Cry Love

Apr 24, 2005 01:40


I just watched arrested developement for eight hours at marshalls house, and skye could only stay for a few hours cause she had to work, and i missed her. Michelle I hope poker was fun, :)

Jokingly i said to my dad today, "i might marry a mechanic because then i wouldnt have to pay so much to get my car fixed all the time." (this comment was provoked by the fact that i recently fucked up my car and am looking at anywhere from 500-1000 dollars to fix it.)

my dad looked at me and said,
"I hope your joking, just consider what you're saying. Mechanics dont really do so well for themsleves. you ought to be thinking of marrying someone who is more like you socially and intelectually, someone who can make good money, a good man. Not some guy with a low level job like a mechanic."

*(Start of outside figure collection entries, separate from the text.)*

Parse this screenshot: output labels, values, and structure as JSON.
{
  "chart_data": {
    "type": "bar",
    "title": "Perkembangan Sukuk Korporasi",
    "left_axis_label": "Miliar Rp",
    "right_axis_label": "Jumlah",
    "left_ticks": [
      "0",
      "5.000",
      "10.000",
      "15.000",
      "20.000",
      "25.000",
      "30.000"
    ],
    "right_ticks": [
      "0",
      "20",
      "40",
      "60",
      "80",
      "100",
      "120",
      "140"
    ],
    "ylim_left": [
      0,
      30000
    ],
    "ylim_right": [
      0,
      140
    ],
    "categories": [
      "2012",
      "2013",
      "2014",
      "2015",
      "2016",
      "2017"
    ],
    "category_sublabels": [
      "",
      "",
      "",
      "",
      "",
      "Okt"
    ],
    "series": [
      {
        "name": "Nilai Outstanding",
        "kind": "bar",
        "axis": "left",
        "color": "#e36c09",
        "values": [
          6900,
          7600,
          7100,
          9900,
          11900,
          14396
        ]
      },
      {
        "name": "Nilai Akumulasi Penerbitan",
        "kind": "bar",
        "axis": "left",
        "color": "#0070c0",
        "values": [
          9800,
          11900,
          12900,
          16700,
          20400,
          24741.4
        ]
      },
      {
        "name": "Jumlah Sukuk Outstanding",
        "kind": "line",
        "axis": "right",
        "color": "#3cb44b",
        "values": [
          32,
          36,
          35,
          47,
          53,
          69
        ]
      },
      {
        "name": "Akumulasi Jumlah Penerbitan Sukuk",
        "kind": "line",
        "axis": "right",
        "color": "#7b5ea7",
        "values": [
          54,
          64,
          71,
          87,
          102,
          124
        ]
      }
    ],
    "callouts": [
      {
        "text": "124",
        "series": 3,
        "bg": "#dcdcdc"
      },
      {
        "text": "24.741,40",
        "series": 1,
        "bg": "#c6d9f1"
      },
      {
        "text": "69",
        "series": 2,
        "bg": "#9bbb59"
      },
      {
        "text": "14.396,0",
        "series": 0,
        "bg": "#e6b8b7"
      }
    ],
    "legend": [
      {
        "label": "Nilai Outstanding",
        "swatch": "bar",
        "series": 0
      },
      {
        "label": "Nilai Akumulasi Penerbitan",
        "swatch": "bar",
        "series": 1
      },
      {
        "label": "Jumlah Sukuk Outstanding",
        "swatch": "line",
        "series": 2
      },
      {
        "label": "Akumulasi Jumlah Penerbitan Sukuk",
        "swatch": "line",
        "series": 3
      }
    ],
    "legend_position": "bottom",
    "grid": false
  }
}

Pretty much this made me sick. i laughed at him. whatever,
"Love," I said, "for me, hasn't got anything to do with whether you are a mechanic or a doctor. If i fall in love with someone im not going to be basing it on what their choosen career is, becuase in the end it doesn't matter. I'd rather be happy and unstable, than unhappy and well off."

He said, "Sure, thats what you say now but wait until your older you'll be thinking differntly then."
For the love of god, like i what i think now is irrelevant, and all i care about is money, and really thats all anyone cares about. True, many people are like that, but that doesn't mean i have to be.

right here right now, I am pledging that I wont fucking change my mind about this when im older and I will marry or fall in love with whoever the hell i want and that im not going to care about stupid materialistic shit like that. because seriously most people aren't really happy. So why the hell would i want to be like them?
I wouldn't.
I really expected better from my dad.